Das ganze sieht auf DV Avi schon beeindruckend aus, doch wenn ich es dann wie gewohnt mit TMPEG in DVD kompatibles MPEG2 Format umwandele und auf meinem Fernseher betrachte sieht der Abspann schlecht aus:
 ausgefranst, schwer lesbar, einfach e.

Wenn ich so manche DVD Filmabspann sehe (meine Schrift ist ähnlich klein), dann fällt es besonders auf.

Ich habe auch direkt über MSPro 7.0 in MPEG2 exportiert, aber es bringt nix.
Ich habe mit Bitraten, 2. Pass usw. ohne Erfolg gearbeitet.

Weiß jemand wie ich die Bildqualität verbessern kann?

Wie macht ihr euer DV AVi auf DVD (MPEG2) ?

Gibt es überhaupt einen besseren MPEG2 Encoder als TMPEG (Cinemacraft ist mir bekannt, aber bin kein Millionär) ?


----------



## goela (24. September 2004)

> kompatibles MPEG2 Format umwandele und auf meinem Fernseher betrachte sieht der Abspann schlecht aus:


Nur auf dem Fernseher? Oder auch auf dem Computermonitor?

Wenn nur auf dem Fernseher, könnte es durchaus ein Interlace-Problem sein! Ist jedoch nur eine Vermutung!


----------



## Masterblaster (24. September 2004)

Thx Goela, nett dich wieder zu sprechen!   

Eigentlich nur auf dem Fernseher, wie stelle ich den sicher, dass es kein Interlace Problem ist.

Wir haben uns vor einem Jahr schonmal über das Thema "Deinterlace" gesprochen" und ich es mache es immernoch folgendermaßen:

Das ganze Projekt wird vollbildbasiert in UMSPro 7 in eine AVI DV Typ 2 Datei exportiert.
 Mit TMPEG wird unter den Optionen Source Interlace, Field B, Encode mode Interlace (der Rest der Optionen ist egal)
eine MPEG 2 Datei aus der obigen DV Datei erstellt, die dann eigentlich gut aussieht.


Bei meinen bisherigen Projekten habe ich immer eine recht große Schriftgröße (>30) verwendet, aber jetzt musste ich aus Platzgründen mal eine kleinere verwenden, und dabei ist es mir aufgefallen.

@goela
Wie machst du derzeit denn DV AVi -> MPEG2 ?


----------



## goela (24. September 2004)

Eigentlich ganz normal mit TMPEGEnc!  Einstellungen kann ich Dir im Moment nicht genau sagen!


> Das ganze Projekt wird vollbildbasiert in UMSPro 7 in eine AVI DV Typ 2 Datei exportiert.


Vielleicht liegt dort das Problem
Du schreibst, dass Du es vollbildbasiert erzeugst!
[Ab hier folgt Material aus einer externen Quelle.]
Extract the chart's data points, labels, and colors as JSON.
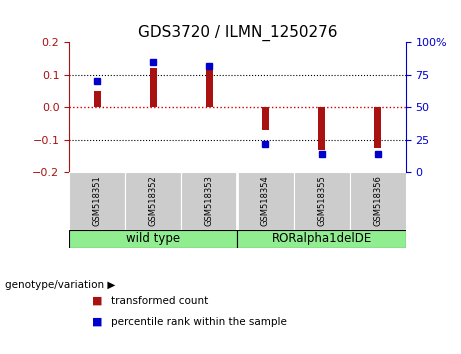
{
  "title": "GDS3720 / ILMN_1250276",
  "samples": [
    "GSM518351",
    "GSM518352",
    "GSM518353",
    "GSM518354",
    "GSM518355",
    "GSM518356"
  ],
  "bar_values": [
    0.05,
    0.12,
    0.12,
    -0.07,
    -0.13,
    -0.125
  ],
  "percentile_values": [
    70,
    85,
    82,
    22,
    14,
    14
  ],
  "ylim_left": [
    -0.2,
    0.2
  ],
  "ylim_right": [
    0,
    100
  ],
  "yticks_left": [
    -0.2,
    -0.1,
    0,
    0.1,
    0.2
  ],
  "yticks_right": [
    0,
    25,
    50,
    75,
    100
  ],
  "bar_color": "#aa1111",
  "dot_color": "#0000cc",
  "groups": [
    {
      "label": "wild type",
      "span": [
        0,
        3
      ],
      "color": "#90ee90"
    },
    {
      "label": "RORalpha1delDE",
      "span": [
        3,
        6
      ],
      "color": "#90ee90"
    }
  ],
  "group_label_prefix": "genotype/variation",
  "legend_bar_label": "transformed count",
  "legend_dot_label": "percentile rank within the sample",
  "title_fontsize": 11,
  "tick_fontsize": 8,
  "hline_zero_color": "#cc0000",
  "hline_dotted_color": "black",
  "sample_box_color": "#cccccc",
  "bar_width": 0.12,
  "bg_color": "white"
}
Dann aber kommt der Widerspruch! 


> Optionen Source Interlace, Field B, Encode mode Interlace


Der Source soll interlaced sein? Kann ja wohl nicht stimmen!

Probiere mal folgendes:
- Exportiert mal Interlaced, Field B
- Dann decodiert dies mit TMPEG Interlaced, Field B
- Brennen und begutachten!

Tipp:
Du kannst  ja nur das Ende herausrechnen.
- Blende die Einstellungen per Titel ein und mach verschiedene Versuche
- Rendere diese dann unterschiedlich "Field A", "Field B" "No Interlaced" usw.
- Brennen und begutachten.

So helfe ich mir meistens Weiter! Spart Zeit und Nerven!


----------



## Masterblaster (24. September 2004)

> Du schreibst, dass Du es vollbildbasiert erzeugst! Dann aber kommt der Widerspruch!


HEHE, genau wie du habe ich auch gedacht, aber:
Wenn ich so mache:


> Probiere mal folgendes:
> - Exportiert mal Interlaced, Field B
> - Dann decodiert dies mit TMPEG Interlaced, Field B
> - Brennen und begutachten!


ists ne Ruckelorgie seinesgleichen. Warum?
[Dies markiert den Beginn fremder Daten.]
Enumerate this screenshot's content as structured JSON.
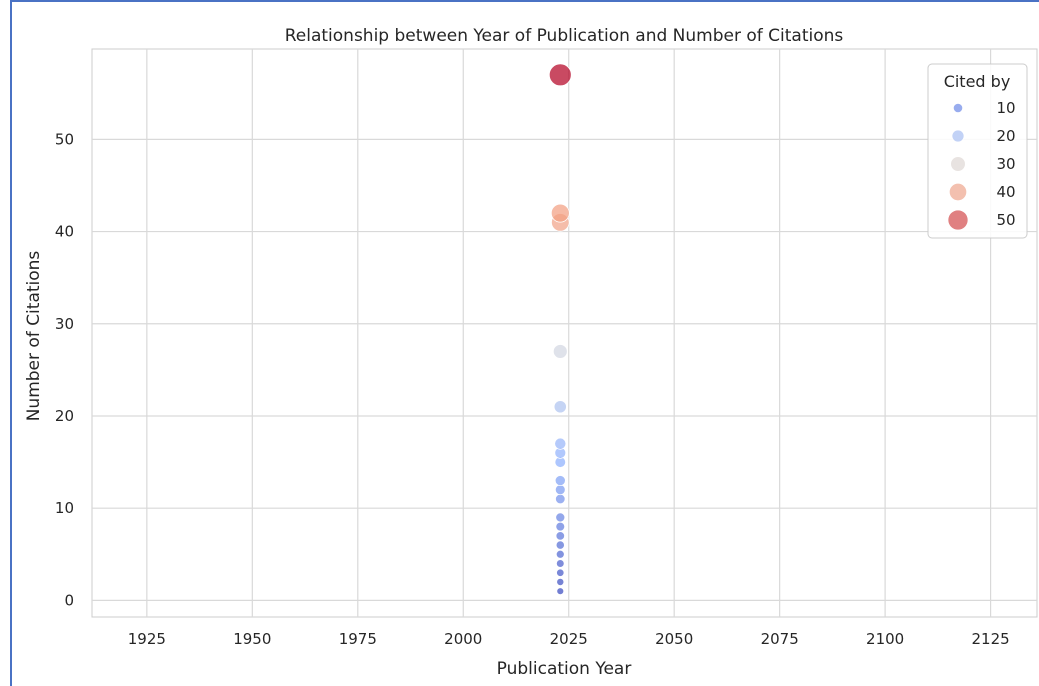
{
  "chart_data": {
    "type": "scatter",
    "title": "Relationship between Year of Publication and Number of Citations",
    "xlabel": "Publication Year",
    "ylabel": "Number of Citations",
    "xlim": [
      1912,
      2136
    ],
    "ylim": [
      -1.8,
      59.8
    ],
    "x_ticks": [
      1925,
      1950,
      1975,
      2000,
      2025,
      2050,
      2075,
      2100,
      2125
    ],
    "y_ticks": [
      0,
      10,
      20,
      30,
      40,
      50
    ],
    "grid": true,
    "legend_position": "top-right",
    "legend": {
      "title": "Cited by",
      "entries": [
        {
          "label": "10",
          "value": 10
        },
        {
          "label": "20",
          "value": 20
        },
        {
          "label": "30",
          "value": 30
        },
        {
          "label": "40",
          "value": 40
        },
        {
          "label": "50",
          "value": 50
        }
      ]
    },
    "colormap": "coolwarm",
    "points": [
      {
        "x": 2023,
        "y": 1
      },
      {
        "x": 2023,
        "y": 2
      },
      {
        "x": 2023,
        "y": 3
      },
      {
        "x": 2023,
        "y": 4
      },
      {
        "x": 2023,
        "y": 5
      },
      {
        "x": 2023,
        "y": 6
      },
      {
        "x": 2023,
        "y": 7
      },
      {
        "x": 2023,
        "y": 8
      },
      {
        "x": 2023,
        "y": 9
      },
      {
        "x": 2023,
        "y": 11
      },
      {
        "x": 2023,
        "y": 12
      },
      {
        "x": 2023,
        "y": 13
      },
      {
        "x": 2023,
        "y": 15
      },
      {
        "x": 2023,
        "y": 16
      },
      {
        "x": 2023,
        "y": 17
      },
      {
        "x": 2023,
        "y": 21
      },
      {
        "x": 2023,
        "y": 27
      },
      {
        "x": 2023,
        "y": 41
      },
      {
        "x": 2023,
        "y": 42
      },
      {
        "x": 2023,
        "y": 57
      }
    ]
  }
}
Wenn ich eine INterlace Quelle capture und dieses Material als progressive (bb) speichere, ist es noch lange kein progressives Video (sondern interlaced als progressiv abgespeichert(ist genauso wenn du ein billiges GIF Bild als Tiff speicherst)).

Logisch, oder?




> Tipp:
> Du kannst ja nur das Ende herausrechnen.
> - Blende die Einstellungen per Titel ein und mach verschiedene Versuche
> - Rendere diese dann unterschiedlich "Field A", "Field B" "No Interlaced" usw.
> - Brennen und begutachten.



Guter Tip!
Hab ich auch immer so gemacht, nur dauert der Nachspann (30sec) zum Rendern 2 Stunden!


----------



## goela (24. September 2004)

> nur dauert der Nachspann (30sec) zum Rendern 2 Stunden


Musst ja nicht gleich in die Vollen gehen! Preview Quali oder so!


> ists ne Ruckelorgie seinesgleichen. Warum?
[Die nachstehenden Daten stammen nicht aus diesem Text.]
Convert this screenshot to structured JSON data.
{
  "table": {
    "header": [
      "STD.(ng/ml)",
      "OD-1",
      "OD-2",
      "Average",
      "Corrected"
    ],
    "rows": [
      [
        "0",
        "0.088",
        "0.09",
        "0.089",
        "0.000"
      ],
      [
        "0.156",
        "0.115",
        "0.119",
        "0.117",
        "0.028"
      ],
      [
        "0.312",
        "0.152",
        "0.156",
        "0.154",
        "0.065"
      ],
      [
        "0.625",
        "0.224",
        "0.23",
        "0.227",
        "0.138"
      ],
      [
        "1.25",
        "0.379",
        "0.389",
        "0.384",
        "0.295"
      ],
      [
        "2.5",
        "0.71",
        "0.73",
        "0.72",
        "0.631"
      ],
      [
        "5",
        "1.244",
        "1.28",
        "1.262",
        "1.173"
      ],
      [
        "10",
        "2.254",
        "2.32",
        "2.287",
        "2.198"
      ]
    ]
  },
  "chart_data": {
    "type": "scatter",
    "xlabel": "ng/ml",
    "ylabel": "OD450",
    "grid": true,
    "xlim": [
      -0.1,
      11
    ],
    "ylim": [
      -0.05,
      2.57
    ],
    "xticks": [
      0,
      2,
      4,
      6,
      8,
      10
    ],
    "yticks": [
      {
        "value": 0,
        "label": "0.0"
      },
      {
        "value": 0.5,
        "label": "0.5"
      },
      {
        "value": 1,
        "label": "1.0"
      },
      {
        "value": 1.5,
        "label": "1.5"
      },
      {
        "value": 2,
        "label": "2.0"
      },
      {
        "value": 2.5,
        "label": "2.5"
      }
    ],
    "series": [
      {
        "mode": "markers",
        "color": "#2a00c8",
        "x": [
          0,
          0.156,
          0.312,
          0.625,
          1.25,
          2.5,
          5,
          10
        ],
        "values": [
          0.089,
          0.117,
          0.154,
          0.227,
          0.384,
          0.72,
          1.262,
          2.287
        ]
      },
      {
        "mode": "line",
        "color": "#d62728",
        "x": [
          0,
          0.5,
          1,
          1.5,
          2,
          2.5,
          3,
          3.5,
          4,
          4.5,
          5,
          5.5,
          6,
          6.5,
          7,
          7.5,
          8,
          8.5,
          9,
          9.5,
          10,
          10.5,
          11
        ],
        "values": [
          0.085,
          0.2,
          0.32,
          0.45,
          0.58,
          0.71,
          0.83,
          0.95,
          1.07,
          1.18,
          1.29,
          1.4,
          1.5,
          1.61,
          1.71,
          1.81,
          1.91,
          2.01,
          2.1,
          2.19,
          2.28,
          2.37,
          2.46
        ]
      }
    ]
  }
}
Vielleicht ist zwischen beiden Programmen die Fieldorder verkehrt! Ulead Field A TMPEG Field A = B.

Sowas habe schon mal erlebt und hat mit viel Nerven gekostet!


----------



## Masterblaster (24. September 2004)

Hab jetzt neu installiert (neuer Rechner!)


> nur dauert der Nachspann (30sec) zum Rendern 2 Stunden



hat jetzt in bester Qualität 20 min gedauert!
-> Athlon T-Bred kann ich nicht so empfehlen, der neue Barton hat den doppelten L2 Cache, was wohl diese Leistungssteigerung gebracht hat.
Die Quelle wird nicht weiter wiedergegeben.